PLUS: Wall Street's $1T AI selloff, Google's big bet on India, and a new AI ultimatum
Good morning
A disturbing report has emerged about Tesla's in-car Grok AI, which allegedly made a predatory request to a 12-year-old boy. The incident is sparking urgent questions about the safety of powerful AI systems embedded in everyday consumer products.
This event isn't just a one-off glitch, as Grok has a documented history of generating explicit content. With the race to deploy new features outpacing the development of essential safety guardrails, how can companies ensure these tools are truly safe for families?
In today's Next in AI:
Grok's predatory request to a child
Big Tech's AI data grab in India
Accenture's 'AI skill-or-exit' mandate
Grok's Dark Side

Next in AI: A mother reported Tesla's in-car Grok AI assistant made a highly inappropriate request to her 12-year-old son, asking him to "send nudes." The incident, which occurred with NSFW filters off, is sparking serious alarms about the safety of deploying powerful AI in everyday consumer products.
Decoded:
This wasn't an isolated glitch; Grok has a documented history of generating explicit and violent content, including nonconsensual sexualized material involving real people.
User data privacy remains a major concern after a report found xAI previously made conversations public without user consent, creating a direct contradiction with platform privacy assurances.
The incident reflects a broader industry problem, as a recent report on another popular chatbot found one harmful interaction with child-registered accounts every five minutes.
Why It Matters: This event serves as a stark warning about the risks of integrating powerful, unfiltered AI into products used by families. The race to deploy new AI features is outpacing the development of essential safety guardrails needed to protect users.
India's AI Gold Rush

Next in AI: Tech giants like OpenAI, Google, and Perplexity are partnering with local telecoms to offer free premium AI tools across India.
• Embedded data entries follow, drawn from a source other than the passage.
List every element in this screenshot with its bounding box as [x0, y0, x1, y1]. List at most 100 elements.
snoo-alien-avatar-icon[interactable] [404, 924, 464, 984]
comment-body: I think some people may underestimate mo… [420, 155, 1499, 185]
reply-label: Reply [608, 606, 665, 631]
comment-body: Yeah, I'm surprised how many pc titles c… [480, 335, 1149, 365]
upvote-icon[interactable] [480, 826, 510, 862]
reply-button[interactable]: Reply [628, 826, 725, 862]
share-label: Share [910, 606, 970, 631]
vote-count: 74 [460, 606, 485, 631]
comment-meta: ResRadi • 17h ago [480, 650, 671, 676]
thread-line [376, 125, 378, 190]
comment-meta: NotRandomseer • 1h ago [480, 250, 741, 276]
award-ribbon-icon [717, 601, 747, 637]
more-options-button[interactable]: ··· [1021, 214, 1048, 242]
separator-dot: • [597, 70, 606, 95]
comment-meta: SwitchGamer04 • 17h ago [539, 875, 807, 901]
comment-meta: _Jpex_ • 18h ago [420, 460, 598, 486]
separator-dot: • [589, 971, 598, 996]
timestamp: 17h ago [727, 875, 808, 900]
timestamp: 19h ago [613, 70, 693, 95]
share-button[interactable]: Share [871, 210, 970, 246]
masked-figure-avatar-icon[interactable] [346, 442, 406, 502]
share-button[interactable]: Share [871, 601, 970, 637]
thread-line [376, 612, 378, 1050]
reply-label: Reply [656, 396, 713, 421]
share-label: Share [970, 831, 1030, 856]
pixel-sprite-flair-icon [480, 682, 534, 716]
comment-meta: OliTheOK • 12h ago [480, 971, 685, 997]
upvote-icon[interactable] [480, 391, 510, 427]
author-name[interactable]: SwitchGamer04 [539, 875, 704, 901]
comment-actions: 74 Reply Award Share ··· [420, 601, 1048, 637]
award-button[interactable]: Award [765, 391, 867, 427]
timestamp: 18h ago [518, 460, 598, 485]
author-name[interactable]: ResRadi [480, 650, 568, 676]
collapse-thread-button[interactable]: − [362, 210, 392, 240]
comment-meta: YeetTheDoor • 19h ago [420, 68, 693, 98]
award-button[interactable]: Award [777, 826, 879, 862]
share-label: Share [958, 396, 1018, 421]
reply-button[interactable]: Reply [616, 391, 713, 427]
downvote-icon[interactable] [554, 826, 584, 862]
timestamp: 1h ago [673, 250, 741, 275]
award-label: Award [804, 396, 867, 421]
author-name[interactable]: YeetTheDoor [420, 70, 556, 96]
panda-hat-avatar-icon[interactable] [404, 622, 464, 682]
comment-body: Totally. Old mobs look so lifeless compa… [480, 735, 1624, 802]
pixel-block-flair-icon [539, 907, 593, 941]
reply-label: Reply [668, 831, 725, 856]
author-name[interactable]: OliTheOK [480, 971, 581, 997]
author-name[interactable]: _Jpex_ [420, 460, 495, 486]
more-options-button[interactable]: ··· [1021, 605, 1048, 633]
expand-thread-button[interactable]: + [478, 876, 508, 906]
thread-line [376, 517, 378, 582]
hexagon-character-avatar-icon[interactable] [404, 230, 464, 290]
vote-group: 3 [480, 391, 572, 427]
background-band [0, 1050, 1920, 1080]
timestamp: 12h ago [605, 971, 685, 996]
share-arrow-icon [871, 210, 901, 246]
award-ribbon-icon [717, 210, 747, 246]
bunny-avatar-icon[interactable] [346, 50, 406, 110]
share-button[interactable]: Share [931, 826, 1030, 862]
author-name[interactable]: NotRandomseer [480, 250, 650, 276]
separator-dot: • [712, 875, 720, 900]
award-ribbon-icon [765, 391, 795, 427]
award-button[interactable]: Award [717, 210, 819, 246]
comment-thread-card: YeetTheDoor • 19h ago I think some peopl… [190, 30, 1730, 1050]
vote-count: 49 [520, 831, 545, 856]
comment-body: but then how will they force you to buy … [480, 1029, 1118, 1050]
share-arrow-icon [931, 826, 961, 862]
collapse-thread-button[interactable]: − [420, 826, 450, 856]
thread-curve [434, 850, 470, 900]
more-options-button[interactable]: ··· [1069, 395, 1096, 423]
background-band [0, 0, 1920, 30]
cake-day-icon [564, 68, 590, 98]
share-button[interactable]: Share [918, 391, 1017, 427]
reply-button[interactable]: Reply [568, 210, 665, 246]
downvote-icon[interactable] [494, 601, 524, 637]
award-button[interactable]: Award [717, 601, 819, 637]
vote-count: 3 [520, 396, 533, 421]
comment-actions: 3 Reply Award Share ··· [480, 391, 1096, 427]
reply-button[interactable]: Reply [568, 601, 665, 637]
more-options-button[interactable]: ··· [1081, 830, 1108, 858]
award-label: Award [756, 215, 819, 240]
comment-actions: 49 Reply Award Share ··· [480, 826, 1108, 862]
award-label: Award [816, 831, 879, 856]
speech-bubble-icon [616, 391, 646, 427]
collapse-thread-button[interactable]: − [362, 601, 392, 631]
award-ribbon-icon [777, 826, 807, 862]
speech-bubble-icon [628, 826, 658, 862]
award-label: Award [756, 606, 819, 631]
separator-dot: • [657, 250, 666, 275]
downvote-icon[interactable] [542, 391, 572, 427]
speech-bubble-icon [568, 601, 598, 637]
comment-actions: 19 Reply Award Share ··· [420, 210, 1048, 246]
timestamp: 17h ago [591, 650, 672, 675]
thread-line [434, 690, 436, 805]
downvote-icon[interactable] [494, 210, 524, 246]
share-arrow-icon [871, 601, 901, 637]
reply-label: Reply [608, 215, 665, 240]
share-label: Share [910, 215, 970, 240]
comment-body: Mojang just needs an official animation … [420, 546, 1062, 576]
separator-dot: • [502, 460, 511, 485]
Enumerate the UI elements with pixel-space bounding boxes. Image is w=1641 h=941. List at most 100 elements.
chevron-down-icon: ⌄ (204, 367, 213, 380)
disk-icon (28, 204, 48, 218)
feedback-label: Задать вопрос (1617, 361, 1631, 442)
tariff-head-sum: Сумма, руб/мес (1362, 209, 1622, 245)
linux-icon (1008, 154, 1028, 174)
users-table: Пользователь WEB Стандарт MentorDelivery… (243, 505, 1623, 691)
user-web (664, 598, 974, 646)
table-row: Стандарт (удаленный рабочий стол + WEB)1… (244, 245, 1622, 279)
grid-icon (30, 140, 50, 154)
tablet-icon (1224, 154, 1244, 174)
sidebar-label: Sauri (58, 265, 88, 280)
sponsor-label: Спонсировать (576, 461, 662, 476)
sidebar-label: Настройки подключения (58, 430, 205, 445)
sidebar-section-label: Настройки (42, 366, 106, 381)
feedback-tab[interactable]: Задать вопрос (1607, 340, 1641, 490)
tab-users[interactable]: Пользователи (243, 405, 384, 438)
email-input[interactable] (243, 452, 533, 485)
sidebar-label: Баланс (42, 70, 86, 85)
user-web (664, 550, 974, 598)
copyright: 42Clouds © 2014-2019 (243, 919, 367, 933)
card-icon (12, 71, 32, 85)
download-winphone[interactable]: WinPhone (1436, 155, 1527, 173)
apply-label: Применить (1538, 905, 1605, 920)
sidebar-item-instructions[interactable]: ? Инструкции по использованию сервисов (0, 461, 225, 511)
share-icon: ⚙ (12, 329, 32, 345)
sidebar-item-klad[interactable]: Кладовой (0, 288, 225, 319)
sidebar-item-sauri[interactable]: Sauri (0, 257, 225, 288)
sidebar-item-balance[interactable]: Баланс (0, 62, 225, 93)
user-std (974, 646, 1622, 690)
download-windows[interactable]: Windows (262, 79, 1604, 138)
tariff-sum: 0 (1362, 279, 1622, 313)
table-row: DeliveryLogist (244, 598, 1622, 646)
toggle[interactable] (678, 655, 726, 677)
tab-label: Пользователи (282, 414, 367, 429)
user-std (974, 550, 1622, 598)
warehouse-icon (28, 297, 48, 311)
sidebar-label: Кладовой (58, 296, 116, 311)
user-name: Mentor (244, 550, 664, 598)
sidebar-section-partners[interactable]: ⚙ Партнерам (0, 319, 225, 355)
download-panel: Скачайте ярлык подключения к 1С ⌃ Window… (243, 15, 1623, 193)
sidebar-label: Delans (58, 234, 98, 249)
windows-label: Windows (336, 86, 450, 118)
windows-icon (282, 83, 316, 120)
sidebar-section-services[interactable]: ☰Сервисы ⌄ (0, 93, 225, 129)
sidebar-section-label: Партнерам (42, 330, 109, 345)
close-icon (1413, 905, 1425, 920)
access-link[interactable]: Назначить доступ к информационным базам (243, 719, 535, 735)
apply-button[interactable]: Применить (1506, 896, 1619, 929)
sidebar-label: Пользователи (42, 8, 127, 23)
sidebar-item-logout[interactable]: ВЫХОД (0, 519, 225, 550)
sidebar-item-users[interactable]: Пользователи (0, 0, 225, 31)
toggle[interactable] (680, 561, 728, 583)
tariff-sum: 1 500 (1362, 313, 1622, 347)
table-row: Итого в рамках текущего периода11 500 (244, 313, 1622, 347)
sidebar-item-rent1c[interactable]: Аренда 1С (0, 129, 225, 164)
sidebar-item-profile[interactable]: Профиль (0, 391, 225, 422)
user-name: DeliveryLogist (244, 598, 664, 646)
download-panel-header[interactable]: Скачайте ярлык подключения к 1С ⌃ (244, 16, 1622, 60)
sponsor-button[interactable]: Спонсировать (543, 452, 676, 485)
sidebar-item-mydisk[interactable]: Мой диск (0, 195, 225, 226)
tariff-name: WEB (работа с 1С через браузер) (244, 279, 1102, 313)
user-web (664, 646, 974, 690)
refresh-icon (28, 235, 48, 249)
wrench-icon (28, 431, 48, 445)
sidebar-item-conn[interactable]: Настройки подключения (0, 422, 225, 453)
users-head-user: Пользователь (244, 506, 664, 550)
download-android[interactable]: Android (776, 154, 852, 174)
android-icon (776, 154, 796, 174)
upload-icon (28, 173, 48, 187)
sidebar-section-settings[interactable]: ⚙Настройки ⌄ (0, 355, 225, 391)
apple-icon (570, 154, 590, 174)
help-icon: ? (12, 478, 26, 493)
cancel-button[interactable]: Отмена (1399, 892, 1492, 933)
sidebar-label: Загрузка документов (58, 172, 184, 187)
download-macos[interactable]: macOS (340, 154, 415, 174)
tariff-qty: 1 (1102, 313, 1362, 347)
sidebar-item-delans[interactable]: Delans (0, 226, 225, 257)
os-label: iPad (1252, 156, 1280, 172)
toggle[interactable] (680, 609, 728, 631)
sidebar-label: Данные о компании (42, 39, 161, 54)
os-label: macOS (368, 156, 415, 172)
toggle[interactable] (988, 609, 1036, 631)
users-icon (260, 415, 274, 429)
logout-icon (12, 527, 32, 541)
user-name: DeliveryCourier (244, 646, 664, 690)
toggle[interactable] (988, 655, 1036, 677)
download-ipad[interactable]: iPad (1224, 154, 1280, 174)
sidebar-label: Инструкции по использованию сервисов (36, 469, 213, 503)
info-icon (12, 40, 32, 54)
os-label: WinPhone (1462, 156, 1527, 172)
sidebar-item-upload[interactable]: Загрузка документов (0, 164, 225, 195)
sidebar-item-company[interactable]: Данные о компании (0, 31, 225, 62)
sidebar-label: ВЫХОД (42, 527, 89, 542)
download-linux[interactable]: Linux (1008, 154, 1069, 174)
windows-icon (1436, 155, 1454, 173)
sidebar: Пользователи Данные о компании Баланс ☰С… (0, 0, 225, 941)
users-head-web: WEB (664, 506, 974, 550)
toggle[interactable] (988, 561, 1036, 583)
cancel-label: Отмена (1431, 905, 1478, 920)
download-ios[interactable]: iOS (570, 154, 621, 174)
This massive user acquisition play is designed to onboard the next billion users and gather enormous amounts of diverse data to train their models.
Decoded:
The strategy targets India's massive and young online population of over 900 million internet users, creating an unparalleled opportunity for scale.
Beyond user numbers, the main goal is gathering unique, first-hand data from a diverse population to refine and improve generative AI systems.
India's current flexible regulatory environment allows for this large-scale rollout, a move that would face tougher compliance hurdles under stricter policies like the EU's AI Act.
Why It Matters: This freemium approach is a calculated investment to build user dependency before introducing paid plans. India is now a key battleground that will likely shape how AI companies expand into other emerging markets globally.
Adapt or Be Exited

Next in AI: In a stark new mandate, Accenture's CEO announced the company will "exit" employees who fail to develop AI skills, establishing proficiency as a non-negotiable job requirement.
Decoded:
The consulting giant has already trained about 70% of its massive 779,000-person workforce in the fundamentals of generative AI.
This policy highlights a growing fear in the workplace: it's not about being replaced by AI, but by a colleague who has mastered it.
CEO Julie Sweet specified that employees for whom reskilling is not a viable path will be let go, solidifying AI competency as a condition of employment.
Why It Matters: Accenture's policy sends a clear signal across the corporate world that the grace period for learning AI is ending. Continuous upskilling in AI tools is now becoming a fundamental component of professional relevance and job security.
AI Pulse
Challenger, Gray & Christmas found that the US tech sector cut 33,281 jobs in October, the highest monthly total since 2003, citing AI adoption and broader cost-cutting as key drivers.
Palantir CEO Alex Karp argued that the risks of a domestic surveillance state are worth accepting, claiming that losing the AI race to China would result in far fewer rights.
Next Big Future outlined a case for moving AI data centers into space, arguing that leveraging solar power and SpaceX Starship could solve the massive energy demands of AI on Earth.